My biggest question is really for Peter. His biggest complaint from [FreeMarket] Trouble with something was the perception (right or wrong) that there is an inability to recover from a bad draw. I noticed in your play account that he made a few bad draws and did not recover from them yet the account indicates he enjoyed the game. What's different about Cold Soldier?

Bret Gillan

Thanks for playtesting this again, Ron. And thank you, Peter.

It sounds like the Dark Master's two-card draw is the way to go. I'll change that in my current draft of the rules.

I think we agree on the standards. My unwritten idea is that the player cannot author anything about the soldier except through memories, apart from (and I'm kind of on the fence on this) the soldier's appearance.

And to answer your question regarding endgame, my thought was that you can only die under the specific conditions laid out in the original rules. Tim rightly pointed out that those conditions were, essentially, never going to happen. Perhaps it is best left in the players' hands to make this decision. My thought was that the master would not permit you to die. Would this be dissatisfying since so much is given over to the player in the final scene of the game? Would it be jarring to have that decision wrested away?

Tim C Koppang

Quote from: Bret Gillan on February 14, 2011, 06:24:02 PM
My thought was that the master would not permit you to die. Would this be dissatisfying since so much is given over to the player in the final scene of the game? Would it be jarring to have that decision wrested away?

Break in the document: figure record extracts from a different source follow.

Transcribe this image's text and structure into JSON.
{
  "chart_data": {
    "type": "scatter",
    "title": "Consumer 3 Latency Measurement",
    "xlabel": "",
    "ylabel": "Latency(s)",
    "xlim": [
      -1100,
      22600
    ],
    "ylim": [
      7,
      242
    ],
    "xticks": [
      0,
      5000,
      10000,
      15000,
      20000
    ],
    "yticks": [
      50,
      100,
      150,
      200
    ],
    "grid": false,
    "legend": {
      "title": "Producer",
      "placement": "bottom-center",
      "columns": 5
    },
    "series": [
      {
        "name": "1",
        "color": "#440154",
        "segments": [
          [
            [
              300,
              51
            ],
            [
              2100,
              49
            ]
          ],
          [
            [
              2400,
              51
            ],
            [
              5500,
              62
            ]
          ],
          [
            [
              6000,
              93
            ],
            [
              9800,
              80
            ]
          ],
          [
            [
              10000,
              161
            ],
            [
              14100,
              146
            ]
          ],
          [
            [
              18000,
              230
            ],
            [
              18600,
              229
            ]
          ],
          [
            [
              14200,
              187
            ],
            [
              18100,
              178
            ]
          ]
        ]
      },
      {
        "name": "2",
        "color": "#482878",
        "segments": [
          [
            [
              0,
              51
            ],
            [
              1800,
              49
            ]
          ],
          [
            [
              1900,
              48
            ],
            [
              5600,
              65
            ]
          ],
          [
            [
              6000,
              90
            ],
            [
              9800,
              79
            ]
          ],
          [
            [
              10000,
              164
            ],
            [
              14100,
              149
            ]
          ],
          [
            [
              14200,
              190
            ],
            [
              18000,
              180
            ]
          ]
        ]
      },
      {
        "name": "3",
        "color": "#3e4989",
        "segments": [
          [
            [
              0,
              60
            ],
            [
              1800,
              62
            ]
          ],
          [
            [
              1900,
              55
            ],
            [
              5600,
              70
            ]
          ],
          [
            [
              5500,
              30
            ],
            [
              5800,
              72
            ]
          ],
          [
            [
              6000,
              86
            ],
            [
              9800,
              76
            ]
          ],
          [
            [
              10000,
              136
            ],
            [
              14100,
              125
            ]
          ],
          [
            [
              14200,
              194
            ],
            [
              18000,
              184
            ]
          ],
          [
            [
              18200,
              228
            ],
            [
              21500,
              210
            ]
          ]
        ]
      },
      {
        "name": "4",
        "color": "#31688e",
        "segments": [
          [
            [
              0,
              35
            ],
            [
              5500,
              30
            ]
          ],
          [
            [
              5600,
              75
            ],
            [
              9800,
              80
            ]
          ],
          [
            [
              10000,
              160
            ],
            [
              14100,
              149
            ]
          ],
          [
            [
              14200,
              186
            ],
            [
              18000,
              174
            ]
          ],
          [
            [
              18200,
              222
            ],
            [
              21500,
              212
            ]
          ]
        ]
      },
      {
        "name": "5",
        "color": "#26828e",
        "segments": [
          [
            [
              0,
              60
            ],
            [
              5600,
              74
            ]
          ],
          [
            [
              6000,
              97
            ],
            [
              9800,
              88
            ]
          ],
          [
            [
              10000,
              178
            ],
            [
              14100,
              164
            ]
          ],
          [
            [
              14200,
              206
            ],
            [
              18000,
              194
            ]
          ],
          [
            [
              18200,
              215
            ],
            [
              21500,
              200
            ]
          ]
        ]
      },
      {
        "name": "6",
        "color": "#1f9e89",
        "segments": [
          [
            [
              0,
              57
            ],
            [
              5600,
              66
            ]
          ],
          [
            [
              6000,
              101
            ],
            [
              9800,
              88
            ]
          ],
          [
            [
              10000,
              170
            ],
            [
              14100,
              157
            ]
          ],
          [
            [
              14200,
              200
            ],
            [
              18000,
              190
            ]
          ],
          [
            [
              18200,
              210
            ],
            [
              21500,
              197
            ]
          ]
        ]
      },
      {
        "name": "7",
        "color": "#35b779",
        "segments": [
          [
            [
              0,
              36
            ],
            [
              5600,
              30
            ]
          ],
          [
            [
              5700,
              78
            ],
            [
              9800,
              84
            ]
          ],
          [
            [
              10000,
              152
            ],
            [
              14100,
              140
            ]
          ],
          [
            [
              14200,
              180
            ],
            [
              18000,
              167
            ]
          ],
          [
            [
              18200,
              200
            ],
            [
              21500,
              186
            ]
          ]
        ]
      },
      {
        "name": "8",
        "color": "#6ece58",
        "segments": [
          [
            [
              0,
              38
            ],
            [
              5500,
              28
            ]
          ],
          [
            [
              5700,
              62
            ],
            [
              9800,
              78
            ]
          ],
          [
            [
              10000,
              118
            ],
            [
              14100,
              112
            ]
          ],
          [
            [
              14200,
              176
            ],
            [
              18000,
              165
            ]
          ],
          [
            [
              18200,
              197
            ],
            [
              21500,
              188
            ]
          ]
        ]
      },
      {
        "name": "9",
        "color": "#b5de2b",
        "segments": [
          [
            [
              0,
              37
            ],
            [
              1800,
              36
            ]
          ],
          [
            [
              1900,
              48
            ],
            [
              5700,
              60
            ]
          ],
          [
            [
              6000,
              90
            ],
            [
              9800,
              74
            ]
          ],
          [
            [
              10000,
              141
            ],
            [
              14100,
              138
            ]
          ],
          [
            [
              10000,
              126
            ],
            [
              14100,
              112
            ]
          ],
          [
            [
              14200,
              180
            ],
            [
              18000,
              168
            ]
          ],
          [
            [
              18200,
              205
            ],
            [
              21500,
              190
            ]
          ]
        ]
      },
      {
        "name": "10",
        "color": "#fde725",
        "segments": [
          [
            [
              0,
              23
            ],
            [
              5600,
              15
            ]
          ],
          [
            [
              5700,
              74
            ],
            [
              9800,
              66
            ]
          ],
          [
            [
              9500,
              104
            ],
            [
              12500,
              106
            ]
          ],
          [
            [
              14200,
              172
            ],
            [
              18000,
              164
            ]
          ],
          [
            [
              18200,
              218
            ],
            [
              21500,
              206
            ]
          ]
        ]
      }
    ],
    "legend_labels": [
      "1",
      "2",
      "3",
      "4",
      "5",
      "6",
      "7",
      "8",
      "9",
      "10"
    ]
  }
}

I find this idea of the master not allowing the solider to die very intriguing.  As a player in the previous game mentioned, I almost wanted my solider to die just to put him out of his misery.  I also saw it as the ultimate act of resistance against the master.  So narrating his death was a sort of natural relief.  Going up against a Master who just won't let this happen is compelling in a devilish sort of way.

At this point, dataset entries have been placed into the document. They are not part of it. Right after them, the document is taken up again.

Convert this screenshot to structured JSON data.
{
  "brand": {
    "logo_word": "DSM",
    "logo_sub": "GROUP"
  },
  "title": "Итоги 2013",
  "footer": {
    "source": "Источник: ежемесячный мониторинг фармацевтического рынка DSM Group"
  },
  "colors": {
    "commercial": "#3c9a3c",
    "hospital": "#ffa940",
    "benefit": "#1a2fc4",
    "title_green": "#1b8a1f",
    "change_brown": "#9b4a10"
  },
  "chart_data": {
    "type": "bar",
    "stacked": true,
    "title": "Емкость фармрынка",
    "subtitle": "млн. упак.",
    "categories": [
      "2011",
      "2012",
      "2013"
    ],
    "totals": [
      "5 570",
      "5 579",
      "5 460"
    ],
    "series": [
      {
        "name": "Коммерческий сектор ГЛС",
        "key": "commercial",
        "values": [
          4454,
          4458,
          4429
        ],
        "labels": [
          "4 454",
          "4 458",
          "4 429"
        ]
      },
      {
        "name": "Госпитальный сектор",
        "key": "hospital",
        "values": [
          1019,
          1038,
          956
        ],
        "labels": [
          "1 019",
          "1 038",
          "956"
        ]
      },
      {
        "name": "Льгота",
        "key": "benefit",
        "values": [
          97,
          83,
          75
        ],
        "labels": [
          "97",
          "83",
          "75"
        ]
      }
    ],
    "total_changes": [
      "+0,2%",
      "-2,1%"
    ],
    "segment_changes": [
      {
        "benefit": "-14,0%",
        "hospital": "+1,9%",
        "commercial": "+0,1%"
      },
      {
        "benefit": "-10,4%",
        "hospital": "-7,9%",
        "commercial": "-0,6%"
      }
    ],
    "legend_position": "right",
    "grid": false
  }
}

I would suggest either making death a more common possibility, or taking the decision away from the player.  The solider has so little choice except for the final scene, that giving the choice about life and death back to the GM seems appropriate.  Otherwise, I wouldn't mind seeing the question of death tied to the resistance mechanics.  Perhaps the solider has to successfully resist in the final scene in order to narrate his own death?

Ron Edwards

Hi Bret,

Along with being enmeshed in rules for crazy angels flappin' around all over the place, I've been thinking about this issue since you posted.

I think you should stay in the driver's seat with this game design. You conceived that the soldier would in fact persist (I almost wrote "live") past the point of play, unless some mechanical effect occurred. There isn't any reason to desist from that concept just because a bunch of playtesters enthusiastically did something else. Arguably, in both games I was in, if the soldier didn't die, I at least would have burned with the desire to play again. We all have yet to see what repeated play with the same character is like.

I'm saying, don't let the playtesters be in charge. You had a vision, of which that detail was a part. If it turns out not to be a working and/or important part, then OK, but no one's done that detail right yet, hence, no data.

I do think you're on the right track with reconsidering what mechanic is involved in the soldier's final death. Being full-out of cards at endgame seems unlikely unless you do it deliberately, and even then it'd be kind of hard. And to do it deliberately, it means sacrificing the chance to save what's cherished ... and if I'm reading my fellow players right along with myself, we'd be a lot more juiced about a chance to save what's cherished through the final death. All this is food for thought and I'm curious to see where you go with it.